But I’m like this with everybody. You can talk to the guys at my shop or the guys I work with on the road and they’ll tell you I’m like this with everybody. I’m not turning it on for the cameras. I enjoy giving people shit, and for the most part, it’s all in good fun — unless someone really cracks the hell out of me and then I let ’em have it 110%. But again, I’m not saying it just for the sake of saying it. If I say it, I mean it. I’m not playing games.
That’s life. That’s how life should be. Sometimes you need a good smack in the face.
CGM: From your experience over the past three seasons, what’s the biggest trip-up for even the most experienced and confident artists?
JC: Time! Time is the biggest trip-up for most artists. Because what is happening is that they want to impress you and they want to blow you away, so they either bite off more than they can chew or they really push it to the nth degree on how much time they give themselves to complete something.
It only takes a skin that fidgets too much or needs a break too often or simply can’t sit that long. Or they could have an accident with their machine, or an ink explosion out of a bottle — any number of things can happen. Time is the one thing that every artist wishes they had more of when they compete.
CGM: Looks like this season we’re getting a challenge where everyone gets tattooed on their ribs, so that should be a good test of skin issues.
JC: Perfect example. Perfect example of placement and how much a skin can handle affecting the outcome.
CGM: In the very episode, you have a contestant — Lara — who completely ignores you when you come to observe her work. What was that like?
JC: Sometimes I’m blown away! Sometimes I think they really believe that I’m only there to rattle their cage — that I’m not there to give them any advice, and that they shouldn’t take my advice. She’s the perfect example of somebody who could probably use to open her ears up a little bit. Hannah gave her some great advice, too. And in all honestly she didn’t really listen to anybody. She kinda does her own thing — which is cool. I admire that. Both Hannah and I have both made our living off of doing what we do, because we truly believe in it. And Lara truly believes in what she does, which is a great thing for her.
But occasionally when we come in there and they’re like ‘Whatever!’ and I just look at it like ‘Alright. Cool. Have fun! See you shortly!’ Because it all washes out at the end, so we’ll get to see how it all turns out.
CGM: When you have someone who is a total obnoxious jackass but a very talented artist, is it relatively easy for you to overlook the former and focus on the latter?
JC: Not even a little bit. The personality of the individual means as much to me as their talent as a tattooer in general.
There are individuals in this trade that are talented as hell, but are the biggest — for lack of a better word — jerkoffs, and I could not care less about them. If they disappeared tomorrow and I wouldn’t see another piece of art from them, I couldn’t care less.

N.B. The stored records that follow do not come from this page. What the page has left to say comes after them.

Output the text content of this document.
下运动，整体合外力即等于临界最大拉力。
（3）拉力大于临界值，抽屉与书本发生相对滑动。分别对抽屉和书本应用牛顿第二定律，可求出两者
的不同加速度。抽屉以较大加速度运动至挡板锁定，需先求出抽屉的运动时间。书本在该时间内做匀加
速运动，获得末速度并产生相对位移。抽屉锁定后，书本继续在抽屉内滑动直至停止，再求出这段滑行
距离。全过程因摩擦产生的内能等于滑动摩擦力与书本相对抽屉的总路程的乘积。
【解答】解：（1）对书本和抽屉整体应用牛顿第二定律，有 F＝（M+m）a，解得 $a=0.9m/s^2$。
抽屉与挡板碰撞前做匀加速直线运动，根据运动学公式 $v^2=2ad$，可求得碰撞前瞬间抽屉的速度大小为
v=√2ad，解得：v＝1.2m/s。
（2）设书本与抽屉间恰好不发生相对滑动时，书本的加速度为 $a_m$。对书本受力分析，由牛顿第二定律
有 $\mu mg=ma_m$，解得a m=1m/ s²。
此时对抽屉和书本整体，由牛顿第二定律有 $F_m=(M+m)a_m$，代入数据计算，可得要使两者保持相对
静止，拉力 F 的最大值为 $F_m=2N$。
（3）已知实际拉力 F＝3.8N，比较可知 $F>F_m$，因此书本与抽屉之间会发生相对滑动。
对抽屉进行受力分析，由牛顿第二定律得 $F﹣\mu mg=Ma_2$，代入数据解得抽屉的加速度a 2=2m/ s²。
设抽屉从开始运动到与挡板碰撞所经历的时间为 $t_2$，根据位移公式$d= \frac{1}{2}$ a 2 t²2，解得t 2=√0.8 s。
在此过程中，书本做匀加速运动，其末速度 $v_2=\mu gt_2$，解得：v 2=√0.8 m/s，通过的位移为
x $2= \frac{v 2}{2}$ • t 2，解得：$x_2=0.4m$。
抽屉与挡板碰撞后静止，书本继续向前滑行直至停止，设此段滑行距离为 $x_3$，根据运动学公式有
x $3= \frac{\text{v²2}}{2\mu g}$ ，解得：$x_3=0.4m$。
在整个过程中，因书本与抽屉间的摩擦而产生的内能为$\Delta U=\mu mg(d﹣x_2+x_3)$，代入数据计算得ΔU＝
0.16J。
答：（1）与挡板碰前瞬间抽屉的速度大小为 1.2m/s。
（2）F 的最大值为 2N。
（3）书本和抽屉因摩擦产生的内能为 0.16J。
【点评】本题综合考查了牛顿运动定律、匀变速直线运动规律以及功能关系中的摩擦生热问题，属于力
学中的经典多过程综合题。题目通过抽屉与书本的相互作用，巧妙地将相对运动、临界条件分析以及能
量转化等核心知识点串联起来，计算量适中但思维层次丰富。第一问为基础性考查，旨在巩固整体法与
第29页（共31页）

And the shame of it is that there’s more of them the younger these artists get. They look at tattooing as this is MY art. And I never look at it as my art — tattooing is something I do for my clients. I’m not bringing my creative vision to the skin just for myself, I’m doing this for them. They come to me for what I do. I think a lot of artists lose sight of the fact that this is a personal-service business. When you’re asked to do something, you do it to the best of your ability.
That’s one of the greatest challenges on the show — when you’re asked to do something that you’re not entirely comfortable with, you’re going to have to do it if you want to win.
CGM: Some contestants just don’t appear to realize that when the show is over, they’re going back to their shop and the person they were on camera is the person everyone who watched it now believes they are. You may have made for entertaining TV, but do I really want to hand over my skin and my money …?
JC: Exactly. And I think that not a lot of artists — especially when they’re doing a challenge — look at it from that perspective when they come on our show. They approach as ‘This is who I am and I’m here to win,’ but they don’t think about the fact that the general public is getting a good look at who this person is and how they conduct themselves. An individual’s character is incredibly important to me.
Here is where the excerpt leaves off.